Mais qui est alors vraiment responsable ? « La vulnérabilité place la personne sous l’emprise de ceux qui l’assistent ou la soignent. (…) Si les aidants familiaux ne sont pas responsables de leur ignorance des besoins et des bonnes réponses à apporter, à partir de quand, pour un professionnel, l’inconscience des besoins ou l’ignorance des bonnes réponses devient-elle coupable ? », s’interroge le gériatre Robert Moulias (Gérontologie sans frontières, 15 octobre 2010).

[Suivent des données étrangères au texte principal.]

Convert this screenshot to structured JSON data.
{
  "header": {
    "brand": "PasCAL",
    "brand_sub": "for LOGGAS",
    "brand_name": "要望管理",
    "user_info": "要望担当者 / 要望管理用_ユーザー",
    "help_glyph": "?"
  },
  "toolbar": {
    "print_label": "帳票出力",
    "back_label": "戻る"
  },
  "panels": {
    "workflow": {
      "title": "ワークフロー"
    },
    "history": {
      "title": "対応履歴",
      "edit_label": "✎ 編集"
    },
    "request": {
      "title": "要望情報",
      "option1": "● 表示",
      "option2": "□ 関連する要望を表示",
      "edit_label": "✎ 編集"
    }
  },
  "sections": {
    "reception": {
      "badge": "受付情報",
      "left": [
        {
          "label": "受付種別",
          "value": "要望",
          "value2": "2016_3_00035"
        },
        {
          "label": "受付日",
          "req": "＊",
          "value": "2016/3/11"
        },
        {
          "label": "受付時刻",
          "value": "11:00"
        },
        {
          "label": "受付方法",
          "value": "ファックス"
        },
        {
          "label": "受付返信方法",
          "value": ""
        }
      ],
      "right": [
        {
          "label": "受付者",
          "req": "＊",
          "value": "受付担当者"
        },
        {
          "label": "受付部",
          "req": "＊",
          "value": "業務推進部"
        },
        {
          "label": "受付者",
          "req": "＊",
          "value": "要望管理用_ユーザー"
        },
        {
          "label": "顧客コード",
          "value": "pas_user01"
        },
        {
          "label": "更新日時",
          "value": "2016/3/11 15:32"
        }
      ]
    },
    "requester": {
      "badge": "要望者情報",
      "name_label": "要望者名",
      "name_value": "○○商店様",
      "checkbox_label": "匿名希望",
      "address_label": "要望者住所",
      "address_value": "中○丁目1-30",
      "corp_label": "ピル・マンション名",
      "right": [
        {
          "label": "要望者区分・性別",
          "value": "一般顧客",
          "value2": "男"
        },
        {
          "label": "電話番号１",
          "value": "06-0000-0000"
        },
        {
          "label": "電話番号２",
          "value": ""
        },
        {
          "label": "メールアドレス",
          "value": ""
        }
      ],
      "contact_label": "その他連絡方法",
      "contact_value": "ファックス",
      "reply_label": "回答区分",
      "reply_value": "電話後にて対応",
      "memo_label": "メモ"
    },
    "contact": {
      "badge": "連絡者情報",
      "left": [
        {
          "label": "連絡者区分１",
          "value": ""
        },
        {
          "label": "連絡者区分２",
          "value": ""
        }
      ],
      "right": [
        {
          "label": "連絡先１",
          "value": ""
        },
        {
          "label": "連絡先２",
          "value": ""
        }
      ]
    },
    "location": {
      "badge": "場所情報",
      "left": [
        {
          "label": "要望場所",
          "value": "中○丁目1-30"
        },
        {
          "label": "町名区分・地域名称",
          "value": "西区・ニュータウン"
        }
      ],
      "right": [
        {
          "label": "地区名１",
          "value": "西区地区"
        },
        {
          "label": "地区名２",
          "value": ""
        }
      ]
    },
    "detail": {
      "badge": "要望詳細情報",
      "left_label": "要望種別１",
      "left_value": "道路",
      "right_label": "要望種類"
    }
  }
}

Le problème est peut-être de mesurer exactement la dose de risque que l’on est prêt à assumer pour la personne dépendante, entre la tentation de la surprotéger et le désir de sauvegarder ses libertés (www.dh.gov.uk/prod.consum.dh/groups/dh.digitalassets, 10 novembre 2010).

Les mots eux-mêmes dissimulent des pièges éthiques. Ainsi le mot « dément » : « singulier ou collectif, adjectif ou substantivé, stigmatisant, il est tout simplement inacceptable », affirme Armelle Debru, professeur d’histoire de la médecine (www.espace-ethique-alzheimer.org, 10 décembre).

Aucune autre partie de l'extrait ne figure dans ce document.